行列は無しで、神輿等は車で運ぶとか。で、どうするか連絡が全然入らず、町内放送でもあるかと思ったら、町内放送は宗教に関する事なので
×だと。祭りというと、年に一回、町内の人が集うのに、なんとなく釈然としません、ネ。

千々石町には7名(みょう)あり、順繰りに当番町が回ってきて、7年に一度の担当になります。今年は小倉名の当番で、小倉名は、神の下、森場、白津、野取と4つの自治会から成り立っています。以前、私もちょうど班長で、役員をしたのですが、祭り行事は大変な事だったことを覚えています。

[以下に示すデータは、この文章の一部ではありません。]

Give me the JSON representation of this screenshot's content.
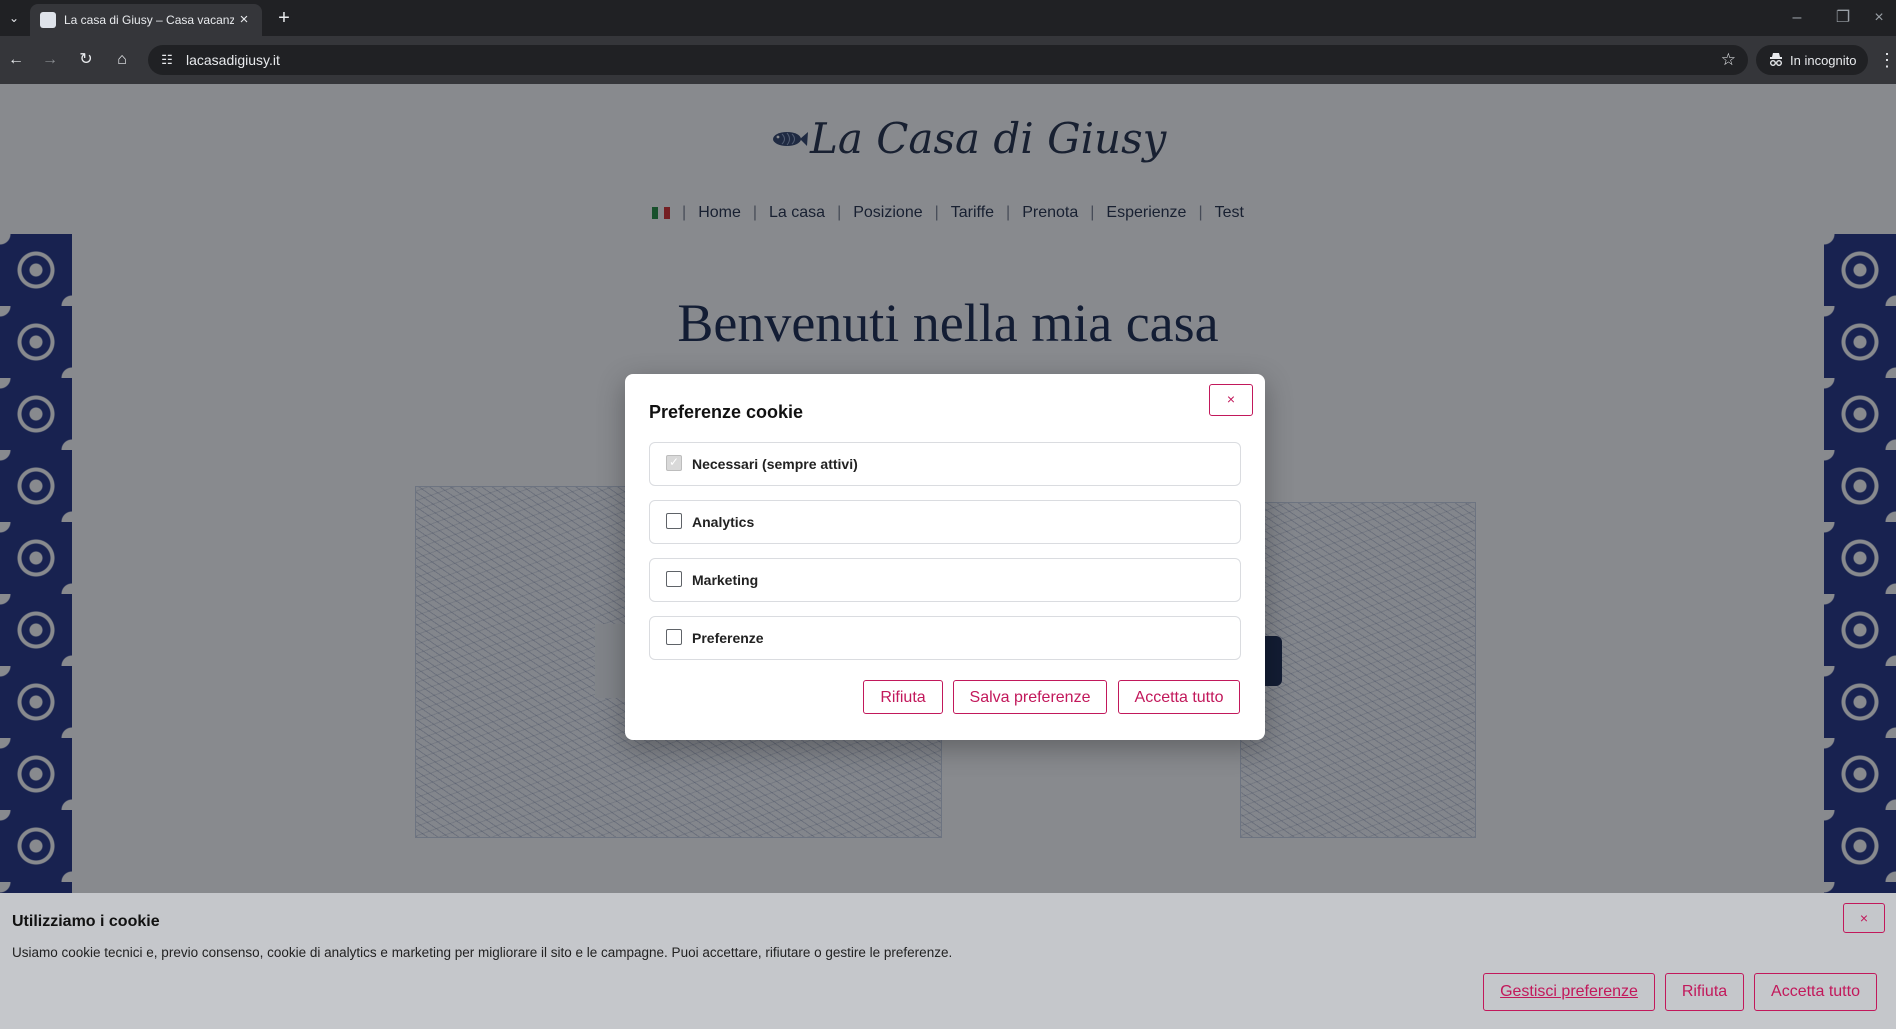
{
  "browser": {
    "tab_title": "La casa di Giusy – Casa vacanze",
    "url": "lacasadigiusy.it",
    "incognito_label": "In incognito"
  },
  "site": {
    "logo_text": "La Casa di Giusy",
    "nav": [
      "Home",
      "La casa",
      "Posizione",
      "Tariffe",
      "Prenota",
      "Esperienze",
      "Test"
    ],
    "hero_title": "Benvenuti nella mia casa"
  },
  "modal": {
    "title": "Preferenze cookie",
    "close": "×",
    "options": [
      {
        "label": "Necessari (sempre attivi)",
        "checked": true,
        "disabled": true
      },
      {
        "label": "Analytics",
        "checked": false
      },
      {
        "label": "Marketing",
        "checked": false
      },
      {
        "label": "Preferenze",
        "checked": false
      }
    ],
    "buttons": {
      "reject": "Rifiuta",
      "save": "Salva preferenze",
      "accept": "Accetta tutto"
    }
  },
  "banner": {
    "title": "Utilizziamo i cookie",
    "text": "Usiamo cookie tecnici e, previo consenso, cookie di analytics e marketing per migliorare il sito e le campagne. Puoi accettare, rifiutare o gestire le preferenze.",
    "close": "×",
    "buttons": {
      "manage": "Gestisci preferenze",
      "reject": "Rifiuta",
      "accept": "Accetta tutto"
    }
  },
  "colors": {
    "accent": "#c2185b",
    "navy": "#14244a",
    "tile_blue": "#1e2f82"
  }
}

余談ですが、一番の写真の鳥居、以前にも紹介しましたが、熊本地震の影響だったのか、「貫」という横棒の所が落っこちています。修理しないのかと思って話をしていたら、発注はしているが、日本には石がなく外国に依頼をしているとか。考えれば、私の家も墓を建てましたが、石屋さんの話では、日本には良い石は手に入らず、中国とかインドあたりの石を使っているとかいう話で、私の家の墓は中国からの石です。

幟があちらこちらに立てられ、演芸会場まで作ってあったのですが、演芸大会は急遽公民館での開催。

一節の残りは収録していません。